When she moves to London to study fashion just like her late mother and pursue her dreams of becoming a designer, Ellie is still wide-eyed and naive, despite repeated warnings about how London can be, frankly, a bit much. Given her gift (or curse) for seeing and feeling the emotions of the dead, her grandmother rightly worries that living in a city with a seedy story attached to nearly every street might be a struggle. Nevertheless, she moves into her university halls, only to encounter instant friction with her roommate and fellow students, instantly becoming the subject of ridicule from a stereotypically-Mean Girl tribe of her peers. So, with her heart still in the past and her head in some grey area on the space-time continuum, London fails to meet her fairytale expectations and after being there for less than a week she looks for a new place to live.
This brings her to the doorstep of Ms. Collins (Diana Rigg), and the cosy little bedsit on the top floor of her terraced home. It’s like a time capsule of 60s residential modesty, and of course Ellie is hooked. Every night when she goes to sleep, she transports to the swinging 60s and slips into the spirit of Sandy, a young singer and dancer with dreams of becoming the next Cilla Black. The magic of her nocturnal expeditions soon wears off when Sandy’s new beau (Matt Smith), like London itself, turns out to be something that his handsome facade does not suggest. The initial promise of basking in the glamour of Soho nightclubs and making it as a singer crumbles pretty quickly when Sandy is pimped out, revealing the hidden seediness between the walls seeped in cigarette smoke and slick with old man sweat.

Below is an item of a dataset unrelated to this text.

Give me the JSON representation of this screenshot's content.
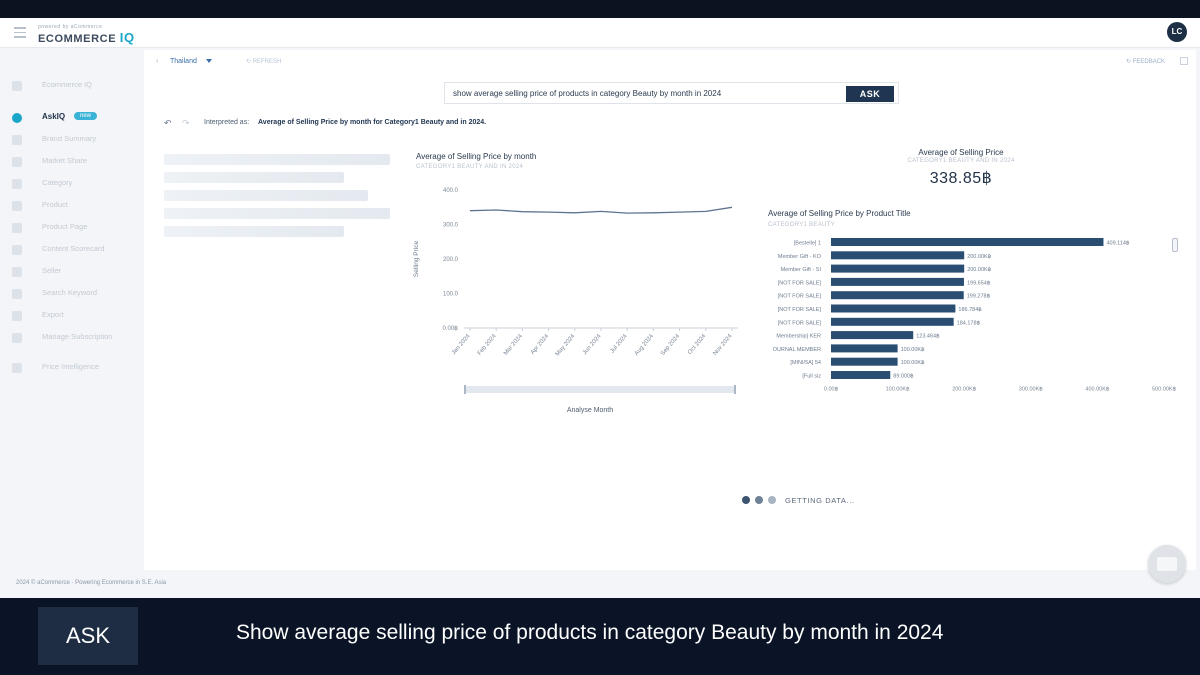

That’s all I’m going to say about the plot. What I will highlight as a particular triumph is the demonstration of how spaces are intrinsic to memories and can become characters within themselves. Wright shows that what happens in finite spaces such as underground drinking holes where Ellie encounters the tormented ghosts of London’s past, or way above ground in her bedsit, may not be as prominent as the landmarks and flashy billboards lining Leicester Square but are just as claustrophobic. The only difference is that outside is the heaving body count of the living, but inside are the trapped souls of a horde of apparitions.

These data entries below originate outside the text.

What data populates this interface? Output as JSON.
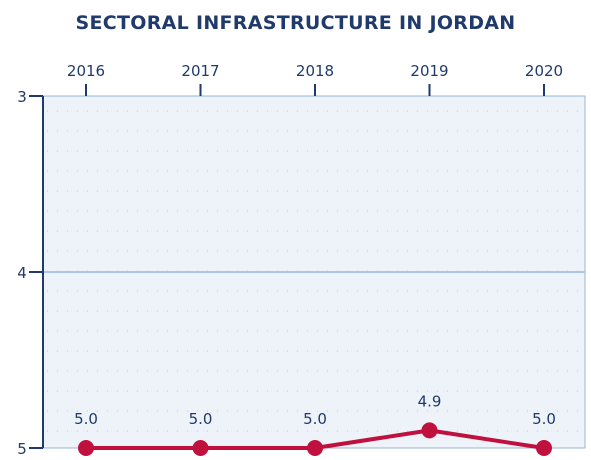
{
  "chart_data": {
    "type": "line",
    "title": "SECTORAL INFRASTRUCTURE IN JORDAN",
    "x": [
      "2016",
      "2017",
      "2018",
      "2019",
      "2020"
    ],
    "series": [
      {
        "values": [
          5.0,
          5.0,
          5.0,
          4.9,
          5.0
        ],
        "data_labels": [
          "5.0",
          "5.0",
          "5.0",
          "4.9",
          "5.0"
        ]
      }
    ],
    "y_ticks": [
      "3",
      "4",
      "5"
    ],
    "ylim": [
      3,
      5
    ],
    "y_inverted": true,
    "x_axis_position": "top",
    "grid": "dotted",
    "colors": {
      "line": "#c0103e",
      "plot_background": "#eef3fa",
      "axis": "#1f3a6b",
      "title": "#1f3a6b",
      "reference_line": "#a9c8e6"
    }
  }
}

However, a fundamental flaw is that it ruins the big plot twist through its repetitiveness. Certain scenes seem almost smug in the way they try to drop hints about how the story will end by repeating the same kind of action we’ve just seen but in a different place, and with a new set of people either not believing what Ellie is saying or treating her with kid gloves or just generally giving her the ‘ick’, lingering slightly too long on specific props or details in a way that says “REMEMBER THIS, IT’S IMPORTANT”. By the time we reach the big reveal, not enough has been said about the ill treatment of women, toxic men, the sex industry and who ‘deserves’ what in life to save the narrative from feeling pretty tonally flat. It’s not enough to look pretty and sound cool if your handling of such heavy subjects as grief, sexism and mental illness gets lost in the doting homage and is veiled with a goofy humour that is particularly mocking of young people today.